The idea of resentment as a voiceless feeling is an old one. Its medieval forebear, rancor, was understood as bitterness, and unsatisfied VENGEFULNESS. It brought the wasting of inertia, poisonous cancers and foul smells (the Latin rancore gives us our modern word “rank”). In Cesare Ripa’s Iconologia—an enormous handbook for artists published in 1593, which described how over 1,250 passions and personality types should be represented—the rancorous type was pale and thin, his retained anger creating an “ulcer in the soul,” and fistulas on his skin bursting with infectious poisons.

The fear that resentment will leave traces on the body still haunts us. The psychosomatic school of medicine, which came to prominence in 1950s America, linked resentment to digestive problems and stomach ulcers. Its members argued that it was only through unleashing the buried fury in a safe therapeutic relationship that the disastrous effects of resentment could be remedied—and their ideas have lingered ever since.
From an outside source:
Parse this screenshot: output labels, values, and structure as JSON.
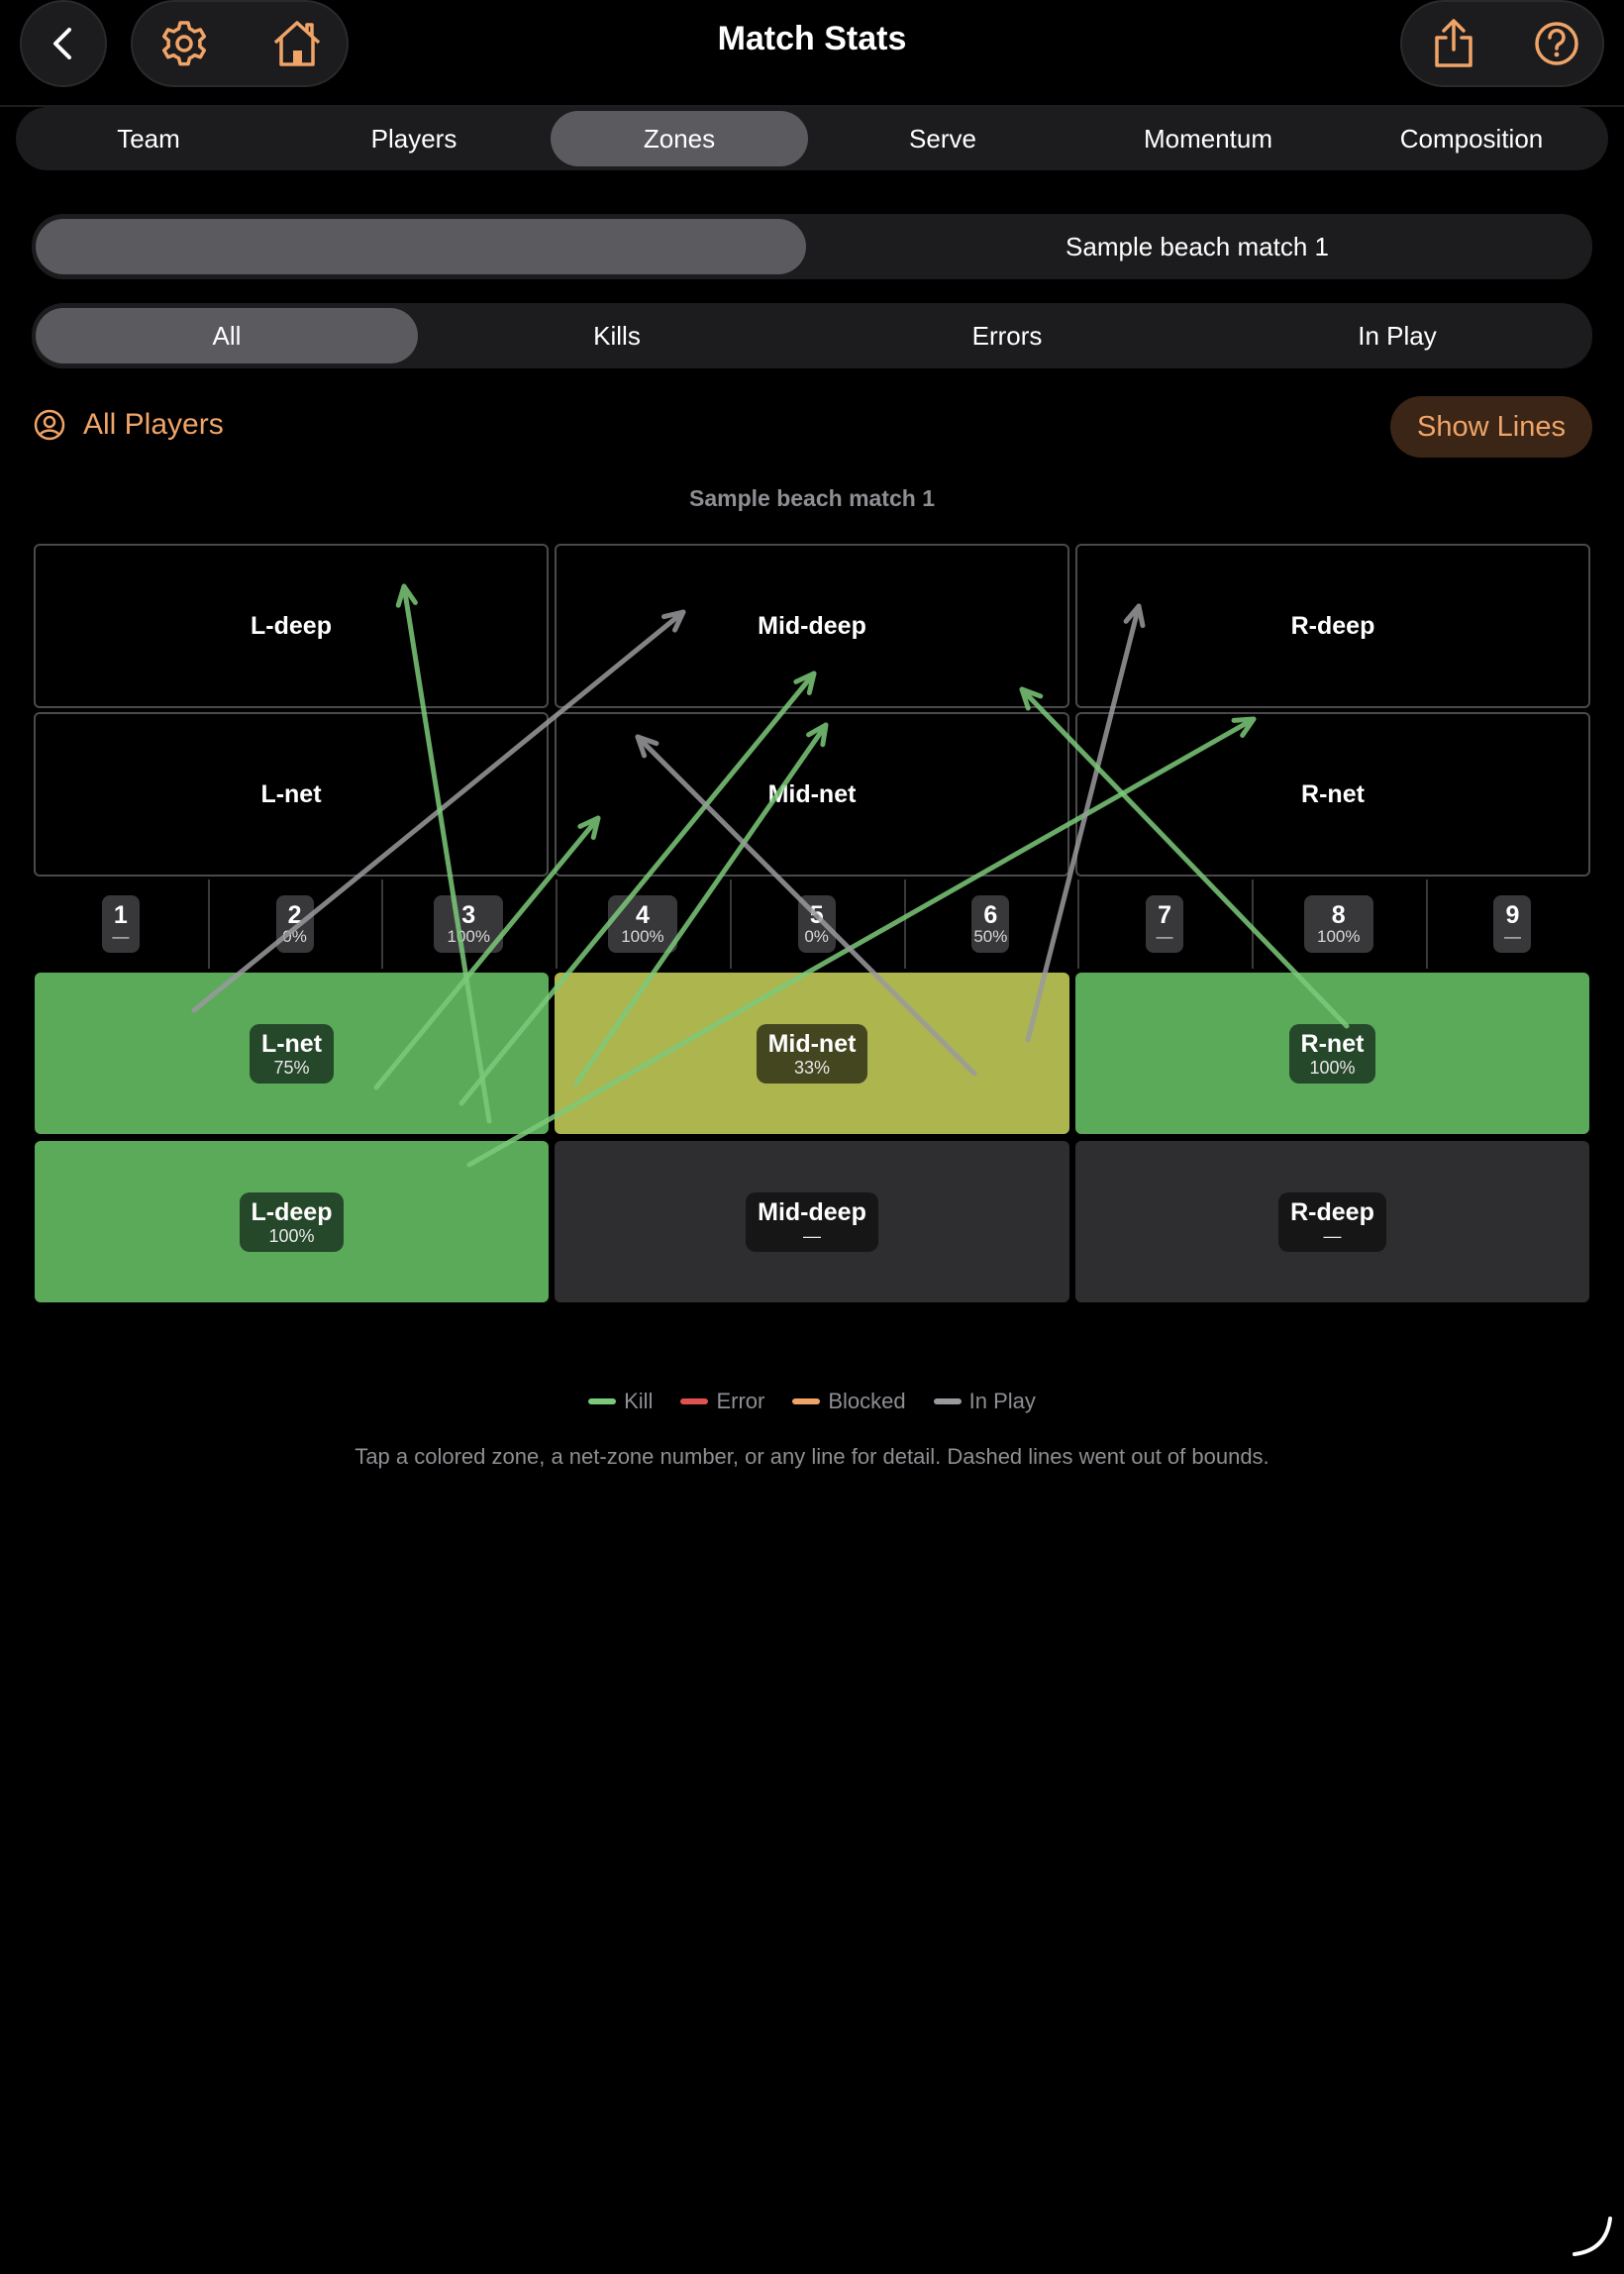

Yet what makes resentment so very unappealing today isn’t just nervousness about its physical symptoms. Resentment has also come to seem bitter and meagre. An emotion that “seethes” and is “buried.” And is harbored by lurkers and keyhole listeners, who aren’t brave enough to show their true feelings, but take a perverse sort of pleasure in feeling hard done by, not wanting to tell others what the problem is lest it be resolved.

This vision of resentment as a pinched and petty emotion found its clearest expression in the work of the German philosopher Friedrich Nietzsche, and in particular his 1887 book On the Genealogy of Morals. He developed a concept of resentment—he used the French term ressentiment—to explain all that was obstructed and petty about modern life. He argued that the origins of European civilization lay in a heroic, golden age that celebrated noble rage and swift vengefulness (he called this the “master morality”). At some point during the Roman Empire, Nietzsche thought, this “master morality” began to die out, and in its place a different kind of attitude took hold—the “slave morality.” Nietzsche argued that the slaves of the Roman Empire suffered under the contemptuous treatment of their masters, but were unable to express their indignation for fear of reprisal. Instead, they buried their urge for vengeance, occasionally unleashing it in small doses of PIQUE and spite.
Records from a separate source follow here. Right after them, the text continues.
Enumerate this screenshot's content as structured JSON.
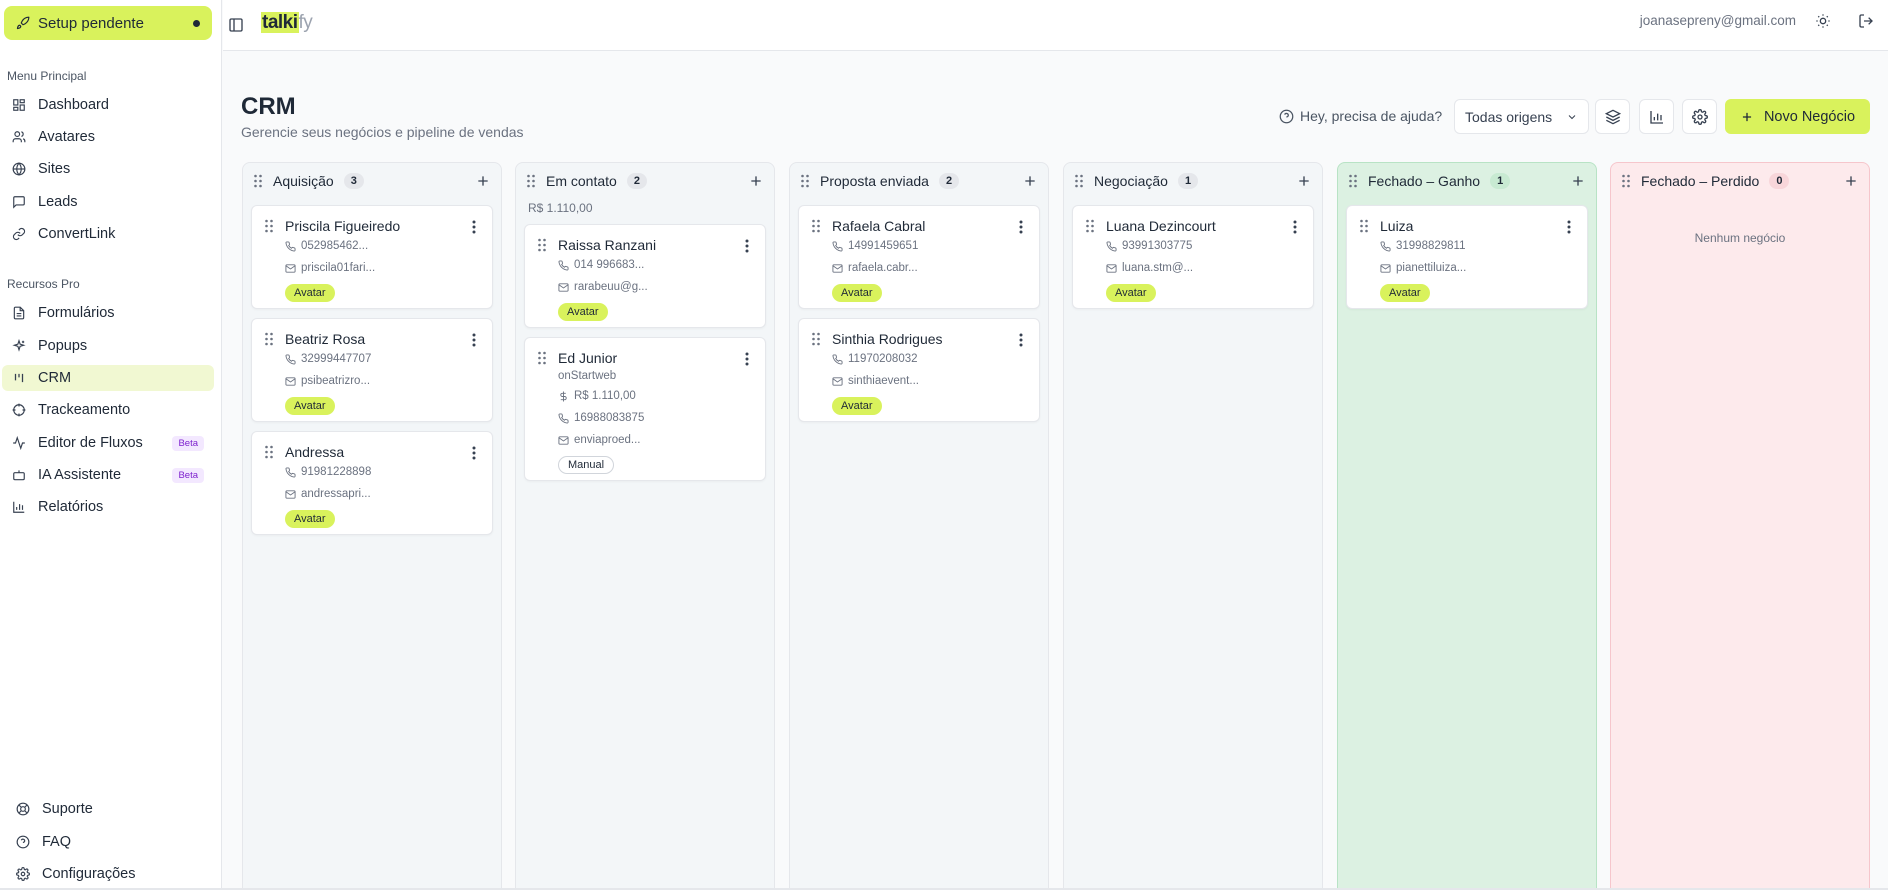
{
  "sidebar": {
    "setup_label": "Setup pendente",
    "menu_principal": "Menu Principal",
    "main_items": [
      {
        "label": "Dashboard",
        "icon": "grid-icon"
      },
      {
        "label": "Avatares",
        "icon": "users-icon"
      },
      {
        "label": "Sites",
        "icon": "globe-icon"
      },
      {
        "label": "Leads",
        "icon": "chat-icon"
      },
      {
        "label": "ConvertLink",
        "icon": "link-icon"
      }
    ],
    "recursos_pro": "Recursos Pro",
    "pro_items": [
      {
        "label": "Formulários",
        "icon": "file-icon"
      },
      {
        "label": "Popups",
        "icon": "sparkle-icon"
      },
      {
        "label": "CRM",
        "icon": "kanban-icon",
        "active": true
      },
      {
        "label": "Trackeamento",
        "icon": "target-icon"
      },
      {
        "label": "Editor de Fluxos",
        "icon": "flow-icon",
        "badge": "Beta"
      },
      {
        "label": "IA Assistente",
        "icon": "bot-icon",
        "badge": "Beta"
      },
      {
        "label": "Relatórios",
        "icon": "chart-icon"
      }
    ],
    "bottom_items": [
      {
        "label": "Suporte",
        "icon": "lifebuoy-icon"
      },
      {
        "label": "FAQ",
        "icon": "help-icon"
      },
      {
        "label": "Configurações",
        "icon": "gear-icon"
      }
    ]
  },
  "topbar": {
    "logo_a": "talki",
    "logo_b": "fy",
    "email": "joanasepreny@gmail.com"
  },
  "header": {
    "title": "CRM",
    "subtitle": "Gerencie seus negócios e pipeline de vendas",
    "help": "Hey, precisa de ajuda?",
    "origin_select": "Todas origens",
    "new_deal": "Novo Negócio"
  },
  "columns": [
    {
      "name": "Aquisição",
      "count": "3",
      "total": "",
      "theme": "default",
      "cards": [
        {
          "name": "Priscila Figueiredo",
          "phone": "052985462...",
          "email": "priscila01fari...",
          "tag": "Avatar"
        },
        {
          "name": "Beatriz Rosa",
          "phone": "32999447707",
          "email": "psibeatrizro...",
          "tag": "Avatar"
        },
        {
          "name": "Andressa",
          "phone": "91981228898",
          "email": "andressapri...",
          "tag": "Avatar"
        }
      ]
    },
    {
      "name": "Em contato",
      "count": "2",
      "total": "R$ 1.110,00",
      "theme": "default",
      "cards": [
        {
          "name": "Raissa Ranzani",
          "phone": "014 996683...",
          "email": "rarabeuu@g...",
          "tag": "Avatar"
        },
        {
          "name": "Ed Junior",
          "company": "onStartweb",
          "value": "R$ 1.110,00",
          "phone": "16988083875",
          "email": "enviaproed...",
          "tag": "Manual"
        }
      ]
    },
    {
      "name": "Proposta enviada",
      "count": "2",
      "total": "",
      "theme": "default",
      "cards": [
        {
          "name": "Rafaela Cabral",
          "phone": "14991459651",
          "email": "rafaela.cabr...",
          "tag": "Avatar"
        },
        {
          "name": "Sinthia Rodrigues",
          "phone": "11970208032",
          "email": "sinthiaevent...",
          "tag": "Avatar"
        }
      ]
    },
    {
      "name": "Negociação",
      "count": "1",
      "total": "",
      "theme": "default",
      "cards": [
        {
          "name": "Luana Dezincourt",
          "phone": "93991303775",
          "email": "luana.stm@...",
          "tag": "Avatar"
        }
      ]
    },
    {
      "name": "Fechado – Ganho",
      "count": "1",
      "total": "",
      "theme": "won",
      "cards": [
        {
          "name": "Luiza",
          "phone": "31998829811",
          "email": "pianettiluiza...",
          "tag": "Avatar"
        }
      ]
    },
    {
      "name": "Fechado – Perdido",
      "count": "0",
      "total": "",
      "theme": "lost",
      "empty": "Nenhum negócio",
      "cards": []
    }
  ],
  "colors": {
    "accent": "#d9f25c",
    "won_bg": "#dcf1e2",
    "lost_bg": "#fdeaec"
  }
}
According to Nietzsche, it was this attitude of hidden anger and denial that characterized ressentiment, and that Jewish, and later, Christian, religious teachings perpetuated with their vision of patient suffering on earth and redress in the hereafter (for Nietzsche the Bible was the ultimate expression of ressentiment). As a historical claim, it’s based on almost no evidence. But as a description of an emotion obsessed with compensation rather than action, it has been very influential. One well-known contemporary exponent is the philosopher Slavoj Žižek, who has provocatively argued that terrorism is motivated by the “perversion” of resentment. Rather than granting suicide bombers access to emotions that, on Nietzsche’s terms, might seem more “heroic”—an expression of rage, or an urge for others to share in a burden of pain, or even a desire for revenge—Žižek pins them back into the low-status, morally suspect response of resentment (see also: DISGRUNTLEMENT).
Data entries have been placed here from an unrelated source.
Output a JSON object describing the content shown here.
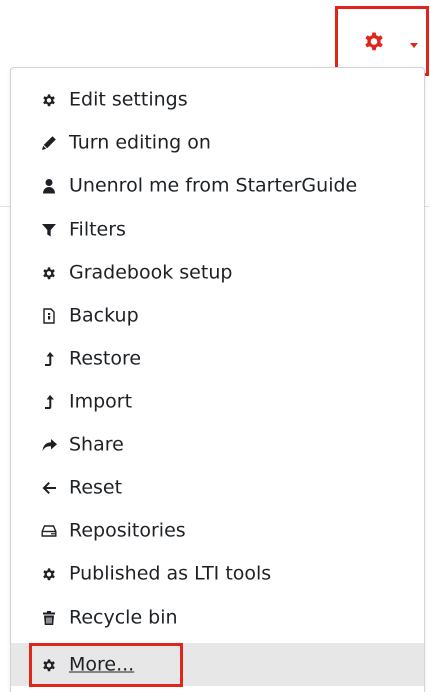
{
  "trigger": {
    "icon": "gear-icon",
    "caret_icon": "caret-down-icon",
    "color": "#e0261b"
  },
  "menu": {
    "items": [
      {
        "label": "Edit settings",
        "icon": "gear-icon"
      },
      {
        "label": "Turn editing on",
        "icon": "pencil-icon"
      },
      {
        "label": "Unenrol me from StarterGuide",
        "icon": "user-icon"
      },
      {
        "label": "Filters",
        "icon": "filter-icon"
      },
      {
        "label": "Gradebook setup",
        "icon": "gear-icon"
      },
      {
        "label": "Backup",
        "icon": "backup-file-icon"
      },
      {
        "label": "Restore",
        "icon": "level-up-icon"
      },
      {
        "label": "Import",
        "icon": "level-up-icon"
      },
      {
        "label": "Share",
        "icon": "share-arrow-icon"
      },
      {
        "label": "Reset",
        "icon": "arrow-left-icon"
      },
      {
        "label": "Repositories",
        "icon": "hard-drive-icon"
      },
      {
        "label": "Published as LTI tools",
        "icon": "gear-icon"
      },
      {
        "label": "Recycle bin",
        "icon": "trash-icon"
      },
      {
        "label": "More...",
        "icon": "gear-icon",
        "highlighted": true
      }
    ]
  },
  "colors": {
    "annotation_red": "#e0261b",
    "highlight_bg": "#e7e7e7",
    "text": "#1d2125"
  }
}
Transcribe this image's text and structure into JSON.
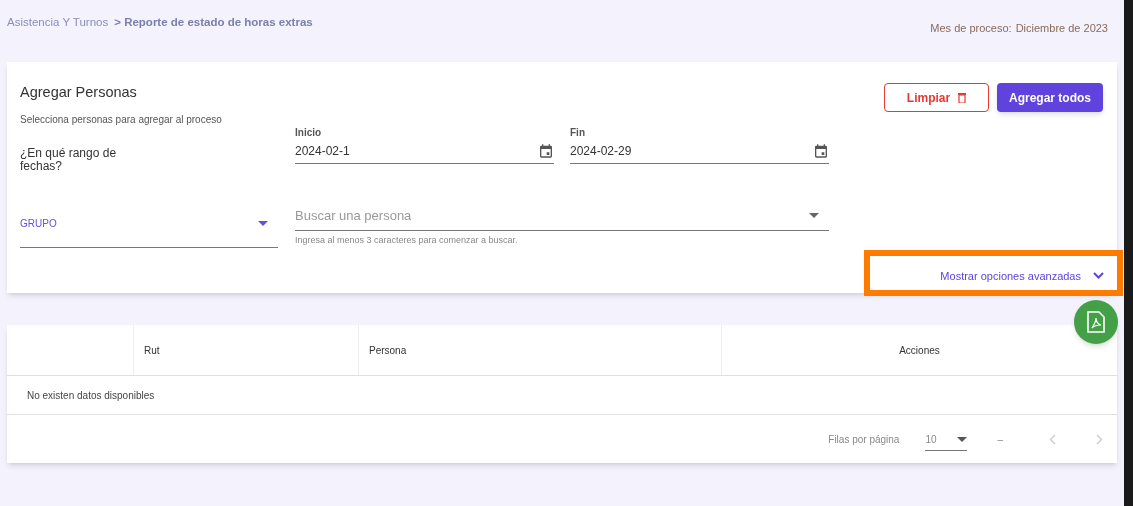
{
  "breadcrumb": {
    "parent": "Asistencia Y Turnos",
    "current": "> Reporte de estado de horas extras"
  },
  "process_month": {
    "label": "Mes de proceso:",
    "value": "Diciembre de 2023"
  },
  "card": {
    "title": "Agregar Personas",
    "subtitle": "Selecciona personas para agregar al proceso",
    "buttons": [
      {
        "kind": "outline",
        "label": "Limpiar"
      },
      {
        "kind": "filled",
        "label": "Agregar todos"
      }
    ],
    "range_label": "¿En qué rango de fechas?",
    "dates": [
      {
        "label": "Inicio",
        "value": "2024-02-1"
      },
      {
        "label": "Fin",
        "value": "2024-02-29"
      }
    ],
    "group_select": {
      "value": "GRUPO"
    },
    "person_search": {
      "placeholder": "Buscar una persona",
      "hint": "Ingresa al menos 3 caracteres para comenzar a buscar."
    },
    "advanced_toggle": {
      "label": "Mostrar opciones avanzadas",
      "highlighted": true
    }
  },
  "table": {
    "columns": [
      "Rut",
      "Persona",
      "Acciones"
    ],
    "empty_text": "No existen datos disponibles",
    "footer": {
      "rows_per_page_label": "Filas por página",
      "rows_per_page": "10",
      "range": "–"
    }
  }
}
In the long term, resentment might become twisted and gnarled, but keeping anger buried temporarily can sometimes be the wisest option. In contrast to the immediate violence of anger, resentment is settled and deliberate. It waits, putting the brakes on an escalating situation. There are some cultures—those with long experience of oppression in which overt acts of retaliation could have catastrophic consequences—that recognize this long-held resentment and the strange effects it can produce as a distinctive part of their emotional life (see: HAN; also: LITOST). And those long and patient years of suffering and fantasizing about revenge, hoping for payback and being disappointed, etch scars into our emotional landscapes. This is why Nietzsche, though he disliked resentment intensely, believed it was only by developing it that “the human soul became deep.”